朝、いつものように通勤電車に乗っていたら、
遠足に行くためにホームに並んで電車を待っている小学児童達の群れにあった。

一本の木に雀が百羽も集まったようなその賑やかさと落ち着きの無さに、
ふと映画 『紅の豚』 の冒頭の空賊シーンを思い出してしまった。幼児達が人質に獲られる場面。
ああいう場面は、こうした様子を丁寧に観察したりして再現されるのだろうかと考えたりしながら、
電車が止まっている間、じっと彼等の様子を観察してみる。

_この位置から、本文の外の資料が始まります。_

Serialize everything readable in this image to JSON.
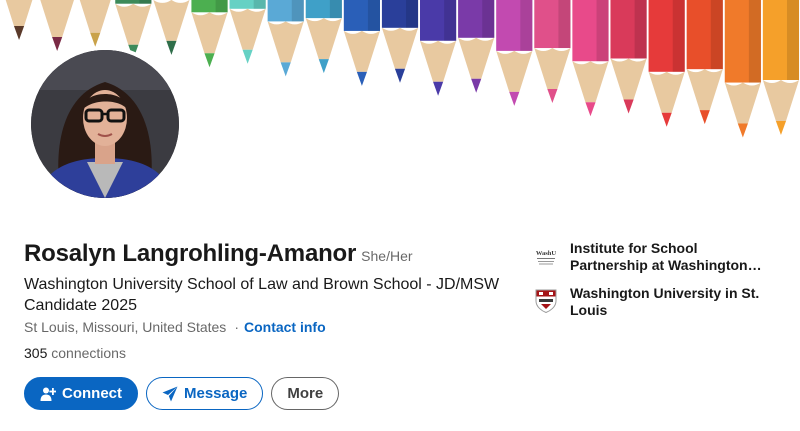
{
  "profile": {
    "name": "Rosalyn Langrohling-Amanor",
    "pronouns": "She/Her",
    "headline": "Washington University School of Law and Brown School - JD/MSW Candidate 2025",
    "location": "St Louis, Missouri, United States",
    "separator": "·",
    "contact_info": "Contact info",
    "connections_count": "305",
    "connections_label": "connections"
  },
  "actions": {
    "connect_label": "Connect",
    "message_label": "Message",
    "more_label": "More"
  },
  "organizations": [
    {
      "name": "Institute for School Partnership at Washington University in S...",
      "logo_text": "WashU",
      "icon": "isp-logo-icon"
    },
    {
      "name": "Washington University in St. Louis",
      "icon": "washu-shield-icon"
    }
  ],
  "banner": {
    "icon": "colored-pencils-banner",
    "pencil_colors": [
      "#5a3a2a",
      "#7a2a45",
      "#c9a24a",
      "#3d8a5a",
      "#2f6e4a",
      "#4caf50",
      "#66d1c4",
      "#5aa9d6",
      "#3fa0c8",
      "#2a5fb8",
      "#2a3f9a",
      "#4a3aa8",
      "#7a3aa8",
      "#c24ab0",
      "#e0508a",
      "#e84a8a",
      "#d93a5a",
      "#e63a3a",
      "#e84f2a",
      "#f07a2a",
      "#f5a02a"
    ]
  },
  "colors": {
    "accent": "#0a66c2",
    "text_primary": "#191919",
    "text_secondary": "#666666"
  }
}
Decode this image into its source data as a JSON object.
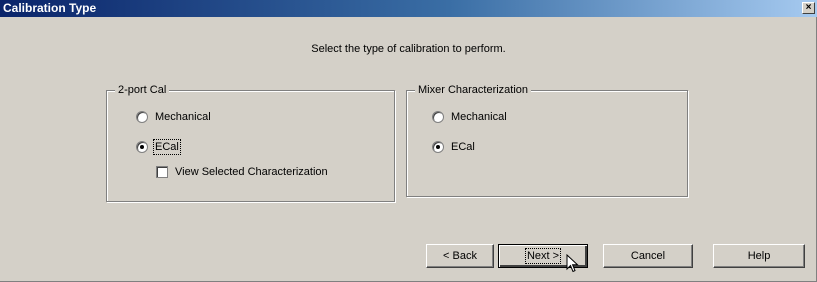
{
  "window": {
    "title": "Calibration Type",
    "close_glyph": "×"
  },
  "instruction": "Select the type of calibration to perform.",
  "two_port_group": {
    "title": "2-port Cal",
    "options": [
      {
        "label": "Mechanical",
        "checked": false
      },
      {
        "label": "ECal",
        "checked": true
      }
    ],
    "checkbox": {
      "label": "View Selected Characterization",
      "checked": false
    }
  },
  "mixer_group": {
    "title": "Mixer Characterization",
    "options": [
      {
        "label": "Mechanical",
        "checked": false
      },
      {
        "label": "ECal",
        "checked": true
      }
    ]
  },
  "buttons": {
    "back": "< Back",
    "next": "Next >",
    "cancel": "Cancel",
    "help": "Help"
  },
  "colors": {
    "titlebar_start": "#0a246a",
    "titlebar_end": "#a6caf0",
    "face": "#d4d0c8"
  }
}
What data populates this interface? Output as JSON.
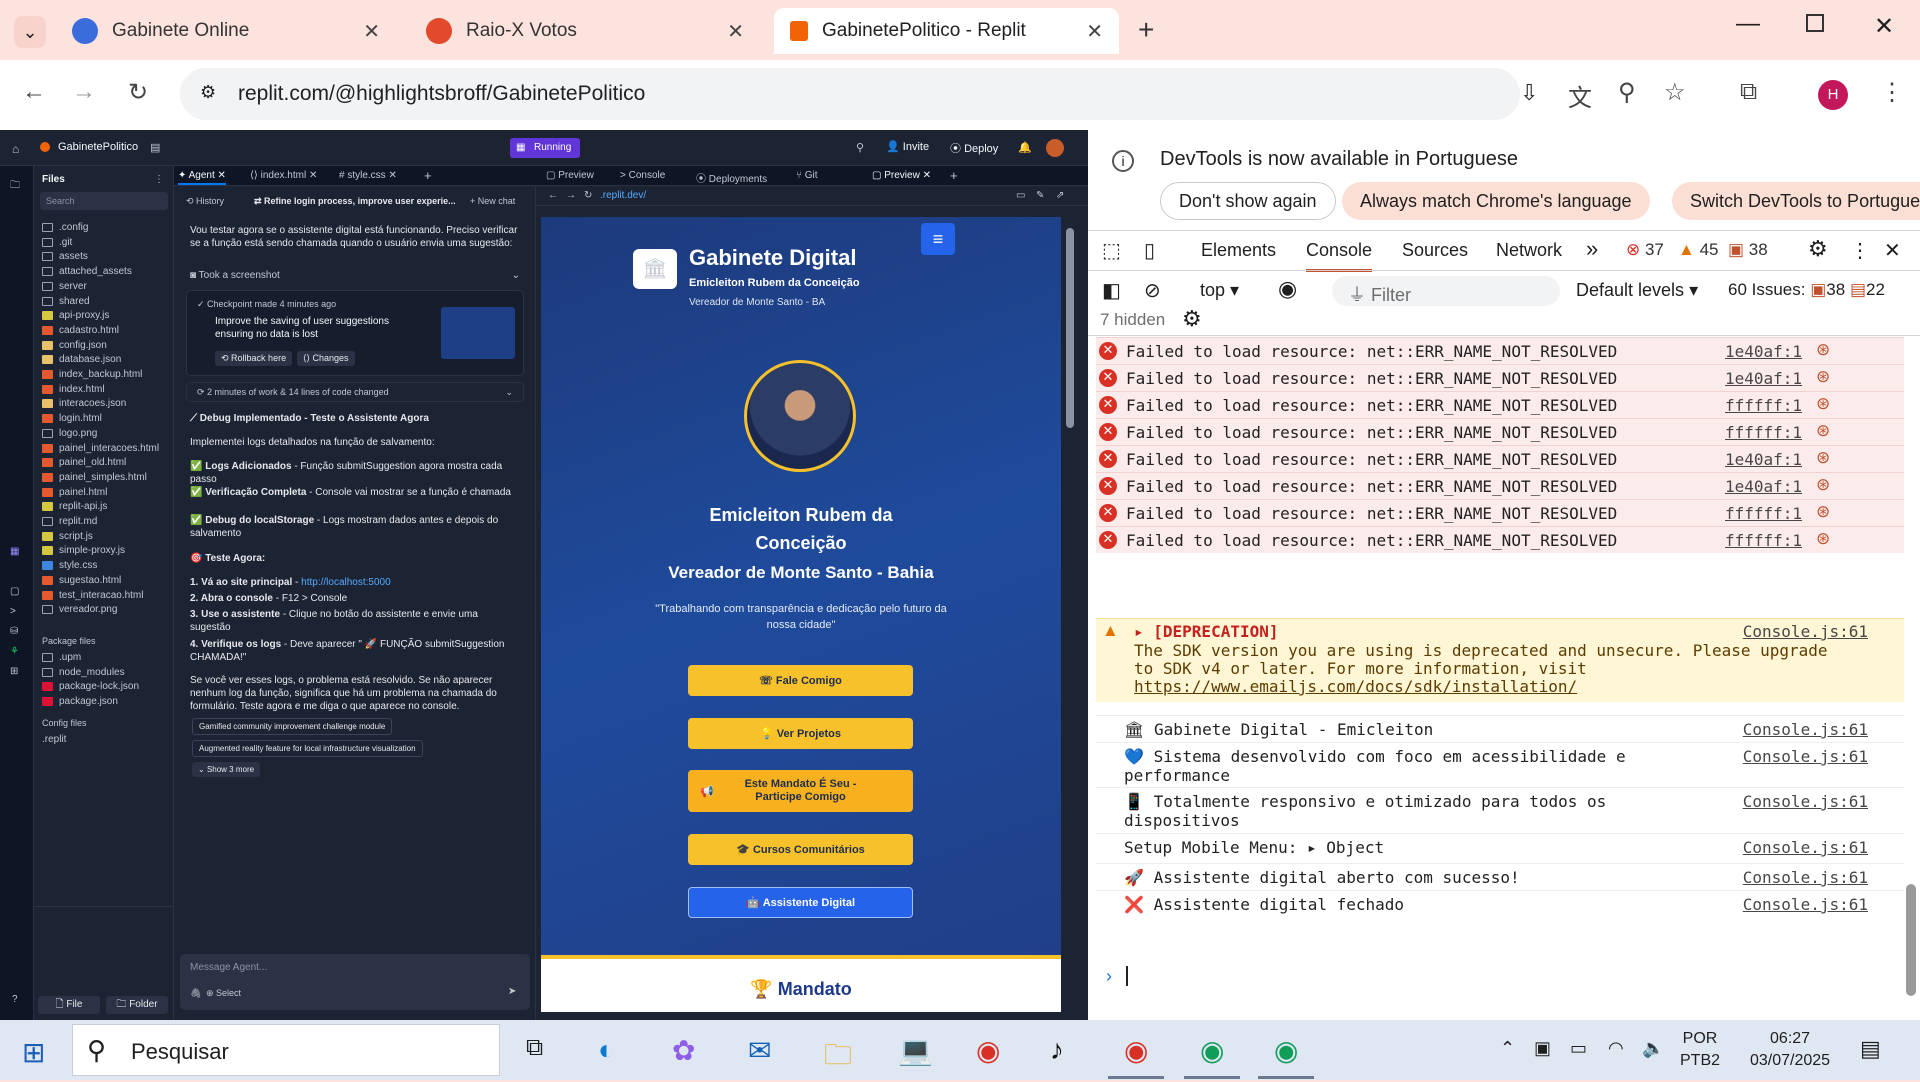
{
  "browser": {
    "tabs": [
      {
        "title": "Gabinete Online"
      },
      {
        "title": "Raio-X Votos"
      },
      {
        "title": "GabinetePolitico - Replit"
      }
    ],
    "url": "replit.com/@highlightsbroff/GabinetePolitico",
    "profile": "H"
  },
  "replit": {
    "project": "GabinetePolitico",
    "status": "Running",
    "invite": "Invite",
    "deploy": "Deploy",
    "files_title": "Files",
    "search": "Search",
    "files": [
      ".config",
      ".git",
      "assets",
      "attached_assets",
      "server",
      "shared",
      "api-proxy.js",
      "cadastro.html",
      "config.json",
      "database.json",
      "index_backup.html",
      "index.html",
      "interacoes.json",
      "login.html",
      "logo.png",
      "painel_interacoes.html",
      "painel_old.html",
      "painel_simples.html",
      "painel.html",
      "replit-api.js",
      "replit.md",
      "script.js",
      "simple-proxy.js",
      "style.css",
      "sugestao.html",
      "test_interacao.html",
      "vereador.png"
    ],
    "package_title": "Package files",
    "packages": [
      ".upm",
      "node_modules",
      "package-lock.json",
      "package.json"
    ],
    "config_title": "Config files",
    "configs": [
      ".replit"
    ],
    "file_btn": "File",
    "folder_btn": "Folder",
    "tabs_left": [
      "Agent",
      "index.html",
      "style.css"
    ],
    "tabs_right": [
      "Preview",
      "Console",
      "Deployments",
      "Git",
      "Preview"
    ],
    "history": "History",
    "task": "Refine login process, improve user experie...",
    "newchat": "New chat",
    "agent": {
      "intro": "Vou testar agora se o assistente digital está funcionando. Preciso verificar se a função está sendo chamada quando o usuário envia uma sugestão:",
      "screenshot": "Took a screenshot",
      "checkpoint": "Checkpoint made 4 minutes ago",
      "checkpoint_msg": "Improve the saving of user suggestions ensuring no data is lost",
      "rollback": "Rollback here",
      "changes": "Changes",
      "work": "2 minutes of work & 14 lines of code changed",
      "heading": "Debug Implementado - Teste o Assistente Agora",
      "p1": "Implementei logs detalhados na função de salvamento:",
      "b1t": "Logs Adicionados",
      "b1": " - Função submitSuggestion agora mostra cada passo",
      "b2t": "Verificação Completa",
      "b2": " - Console vai mostrar se a função é chamada",
      "b3t": "Debug do localStorage",
      "b3": " - Logs mostram dados antes e depois do salvamento",
      "test": "Teste Agora:",
      "s1t": "1. Vá ao site principal",
      "s1l": "http://localhost:5000",
      "s2t": "2. Abra o console",
      "s2": " - F12 > Console",
      "s3t": "3. Use o assistente",
      "s3": " - Clique no botão do assistente e envie uma sugestão",
      "s4t": "4. Verifique os logs",
      "s4": " - Deve aparecer \" 🚀 FUNÇÃO submitSuggestion CHAMADA!\"",
      "p2": "Se você ver esses logs, o problema está resolvido. Se não aparecer nenhum log da função, significa que há um problema na chamada do formulário. Teste agora e me diga o que aparece no console.",
      "chip1": "Gamified community improvement challenge module",
      "chip2": "Augmented reality feature for local infrastructure visualization",
      "more": "Show 3 more",
      "input": "Message Agent...",
      "select": "Select"
    }
  },
  "preview": {
    "url": ".replit.dev/",
    "site": {
      "title": "Gabinete Digital",
      "sub1": "Emicleiton Rubem da Conceição",
      "sub2": "Vereador de Monte Santo - BA",
      "name1": "Emicleiton Rubem da",
      "name2": "Conceição",
      "role": "Vereador de Monte Santo - Bahia",
      "quote": "\"Trabalhando com transparência e dedicação pelo futuro da nossa cidade\"",
      "btn1": "Fale Comigo",
      "btn2": "Ver Projetos",
      "btn3": "Este Mandato É Seu - Participe Comigo",
      "btn4": "Cursos Comunitários",
      "btn5": "Assistente Digital",
      "mandato": "Mandato"
    }
  },
  "devtools": {
    "banner": "DevTools is now available in Portuguese",
    "b1": "Don't show again",
    "b2": "Always match Chrome's language",
    "b3": "Switch DevTools to Portugue",
    "tabs": [
      "Elements",
      "Console",
      "Sources",
      "Network"
    ],
    "errors": "37",
    "warnings": "45",
    "infos": "38",
    "context": "top",
    "filter": "Filter",
    "levels": "Default levels",
    "issues_label": "60 Issues:",
    "issues_err": "38",
    "issues_info": "22",
    "hidden": "7 hidden",
    "errors_list": [
      {
        "msg": "Failed to load resource: net::ERR_NAME_NOT_RESOLVED",
        "src": "1e40af:1"
      },
      {
        "msg": "Failed to load resource: net::ERR_NAME_NOT_RESOLVED",
        "src": "1e40af:1"
      },
      {
        "msg": "Failed to load resource: net::ERR_NAME_NOT_RESOLVED",
        "src": "ffffff:1"
      },
      {
        "msg": "Failed to load resource: net::ERR_NAME_NOT_RESOLVED",
        "src": "ffffff:1"
      },
      {
        "msg": "Failed to load resource: net::ERR_NAME_NOT_RESOLVED",
        "src": "1e40af:1"
      },
      {
        "msg": "Failed to load resource: net::ERR_NAME_NOT_RESOLVED",
        "src": "1e40af:1"
      },
      {
        "msg": "Failed to load resource: net::ERR_NAME_NOT_RESOLVED",
        "src": "ffffff:1"
      },
      {
        "msg": "Failed to load resource: net::ERR_NAME_NOT_RESOLVED",
        "src": "ffffff:1"
      }
    ],
    "warn_tag": "[DEPRECATION]",
    "warn_l1": "The SDK version you are using is deprecated and unsecure. Please upgrade",
    "warn_l2": "to SDK v4 or later. For more information, visit",
    "warn_link": "https://www.emailjs.com/docs/sdk/installation/",
    "warn_src": "Console.js:61",
    "logs": [
      {
        "icon": "🏛",
        "l1": "Gabinete Digital - Emicleiton",
        "l2": "",
        "src": "Console.js:61"
      },
      {
        "icon": "💙",
        "l1": "Sistema desenvolvido com foco em acessibilidade e",
        "l2": "performance",
        "src": "Console.js:61"
      },
      {
        "icon": "📱",
        "l1": "Totalmente responsivo e otimizado para todos os",
        "l2": "dispositivos",
        "src": "Console.js:61"
      },
      {
        "icon": "",
        "l1": "Setup Mobile Menu: ▸ Object",
        "l2": "",
        "src": "Console.js:61"
      },
      {
        "icon": "🚀",
        "l1": "Assistente digital aberto com sucesso!",
        "l2": "",
        "src": "Console.js:61"
      },
      {
        "icon": "❌",
        "l1": "Assistente digital fechado",
        "l2": "",
        "src": "Console.js:61"
      }
    ]
  },
  "taskbar": {
    "search": "Pesquisar",
    "lang1": "POR",
    "lang2": "PTB2",
    "time": "06:27",
    "date": "03/07/2025"
  }
}
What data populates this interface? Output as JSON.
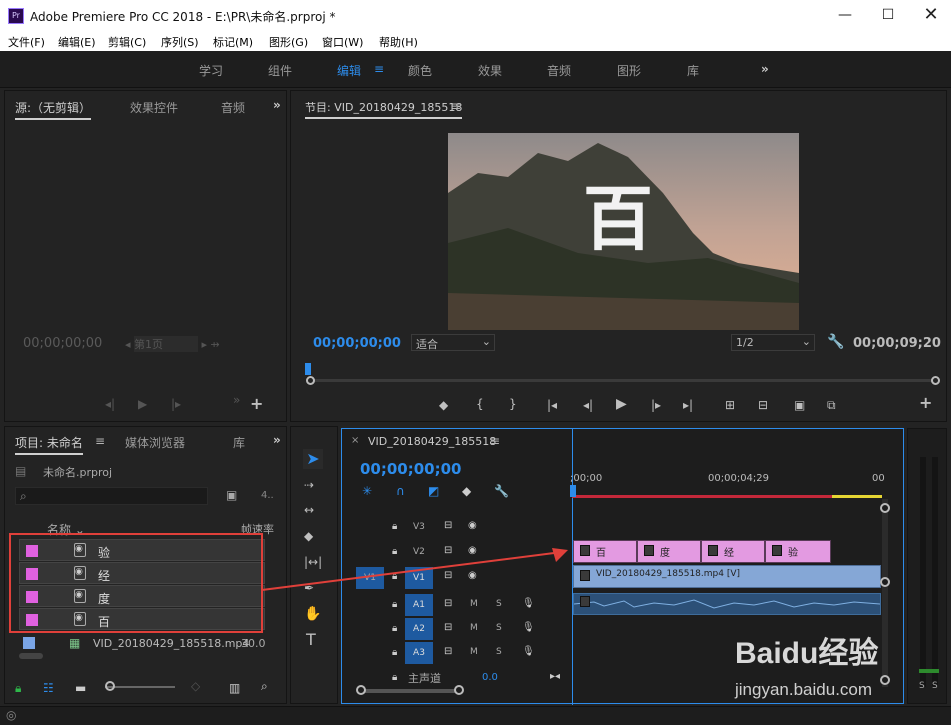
{
  "window": {
    "title": "Adobe Premiere Pro CC 2018 - E:\\PR\\未命名.prproj *",
    "logo": "Pr"
  },
  "menu": [
    "文件(F)",
    "编辑(E)",
    "剪辑(C)",
    "序列(S)",
    "标记(M)",
    "图形(G)",
    "窗口(W)",
    "帮助(H)"
  ],
  "workspaces": [
    "学习",
    "组件",
    "编辑",
    "颜色",
    "效果",
    "音频",
    "图形",
    "库"
  ],
  "workspace_active_menu": "≡",
  "more": "»",
  "source": {
    "tab": "源:（无剪辑）",
    "tab2": "效果控件",
    "tab3": "音频",
    "timecode": "00;00;00;00",
    "page": "第1页"
  },
  "program": {
    "tab": "节目: VID_20180429_185518",
    "timecode": "00;00;00;00",
    "fit": "适合",
    "res": "1/2",
    "duration": "00;00;09;20",
    "overlay_text": "百"
  },
  "project": {
    "tab": "项目: 未命名",
    "tab2": "媒体浏览器",
    "tab3": "库",
    "file": "未命名.prproj",
    "count": "4..",
    "col_name": "名称",
    "col_fps": "帧速率",
    "items": [
      {
        "name": "验"
      },
      {
        "name": "经"
      },
      {
        "name": "度"
      },
      {
        "name": "百"
      }
    ],
    "video_item": {
      "name": "VID_20180429_185518.mp4",
      "fps": "30.0"
    }
  },
  "timeline": {
    "tab": "VID_20180429_185518",
    "timecode": "00;00;00;00",
    "ruler": [
      ";00;00",
      "00;00;04;29",
      "00"
    ],
    "tracks": [
      "V3",
      "V2",
      "V1",
      "A1",
      "A2",
      "A3"
    ],
    "src_v": "V1",
    "master": "主声道",
    "master_val": "0.0",
    "m": "M",
    "s": "S",
    "clips_v2": [
      "百",
      "度",
      "经",
      "验"
    ],
    "clip_v1": "VID_20180429_185518.mp4 [V]"
  },
  "meter": {
    "s1": "S",
    "s2": "S"
  },
  "watermark": {
    "brand": "Baidu经验",
    "url": "jingyan.baidu.com"
  },
  "colors": {
    "accent": "#2d8ceb",
    "clip_pink": "#e39ae1",
    "clip_blue": "#85a7d6",
    "annotation": "#e0403a"
  }
}
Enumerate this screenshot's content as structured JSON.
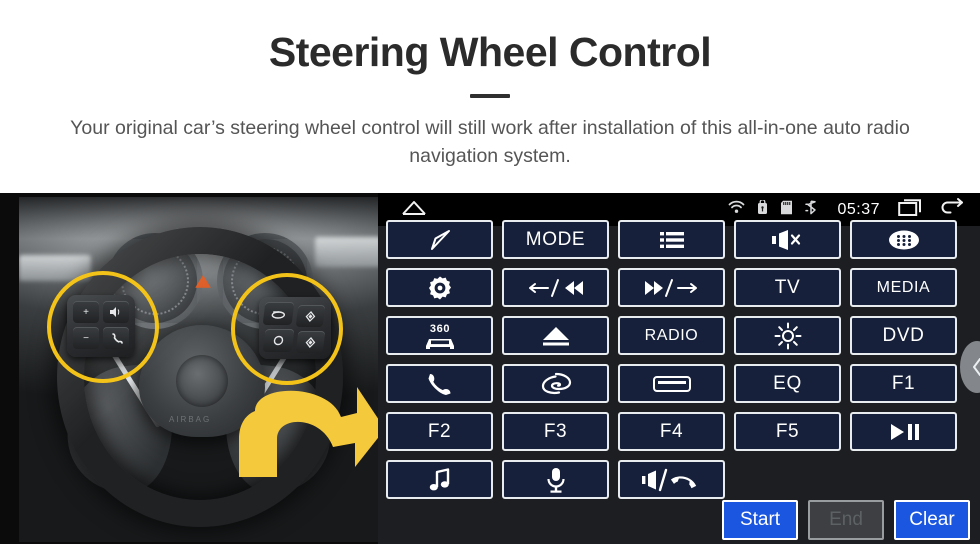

しかし 『紅の豚』 といえばパイロット、
パイロットといえばレースパイロットというわけで、余計な連想までしてしまい、
朝から浮かない気分で出社する。

出社してみれば、案の定、Y成君が顔を合わせるたび、すれ違うたびにニヤニヤしやがる。
レースパイロットオークスもいただきますから、とかなんとか。
まだお前にやったわけではないぞ! ……と娘を嫁にやる直前の父親が負け惜しみで吐きそうな台詞が、
喉元まで込み上げてくるのを辛うじて堪える。大人だからな。

少しだけ残業して、今日はもう疲れたから帰ろーと支度していたら、
後輩のM浦君がやってきて、いい加減に文化的な生活をしたいですと相談されたので、
あのねJ−POPとかは論外よ、と厳しく指導してやると、本人もよく判っているようで、

「平日の昼間なんかに落語とか聞きに行ったりしたいですねえ」

なかなか見どころのあることを言うので、じゃんじゃん行きなさい、末広でも、広小路でも、
会社サボって逝ってよし、伸ばせ羽根を、笑え自由に、宇宙はキミのものだ、とアドバイスしつつ、
そういえば今夜は 『タイガー&ドラゴン』 やるから早く帰って観なければなどと考えていると、

「でも、人生の落伍者にはなりたくないし」

爆笑する。
キミね、それ面白いから、そのまま高座でやりなさいと。

そこへ今晩は本腰を入れて残業するつもりのM村君とK子さんが夕飯の弁当を買って戻ってきた。
早速パソコンの前に広げられた弁当の中身をみると、M村君はリーズナブルな白身フライ弁当。
給料日前なので余計な出費は控えてみましたと本人は言う。遅くまで頑張らねばならないのだから、
多少の贅沢も赦されるはずだが、彼の思想には無駄も矛盾のカケラもない。

こうして今夜も、優秀なSE達の手によって日本経済が支えられるのだなと感心しながら、
今度はK子さんのほうの弁当を覗いてみると、K子さんは豚の生姜焼きに箸を突き立てつつ、
二つに切れそうで切れない歯がゆさに業を煮やしているところだった。M村君のとは種類が違う。
しかも生姜焼きの傍らには、これまた一際大きな白身フライが横たわっているようだ。
どういうことかね、とM村君に小声で訴えると、

「あっちのはブルジョワ弁当ですから」

爆笑する。
ブルジョワは夜中にパソコンの前で弁当なんか食べないけどね、とか言いながら皆で笑う。
弁当にブルジョワという言葉を結びつけてしまうところが、いかにもプロレタリアートである。
ため息が出るまでしばらく大笑いする。夜なのにやけに明るい。

ふと沈黙に襲われたのをきっかけに、お先に失礼します、とつぶやいて退社。

東スポ購入。ポール牧が亡くなったとの報に衝撃を受ける。
きっと人生に定められただけの指パッチンをやり尽くしてしまったせいに違いない。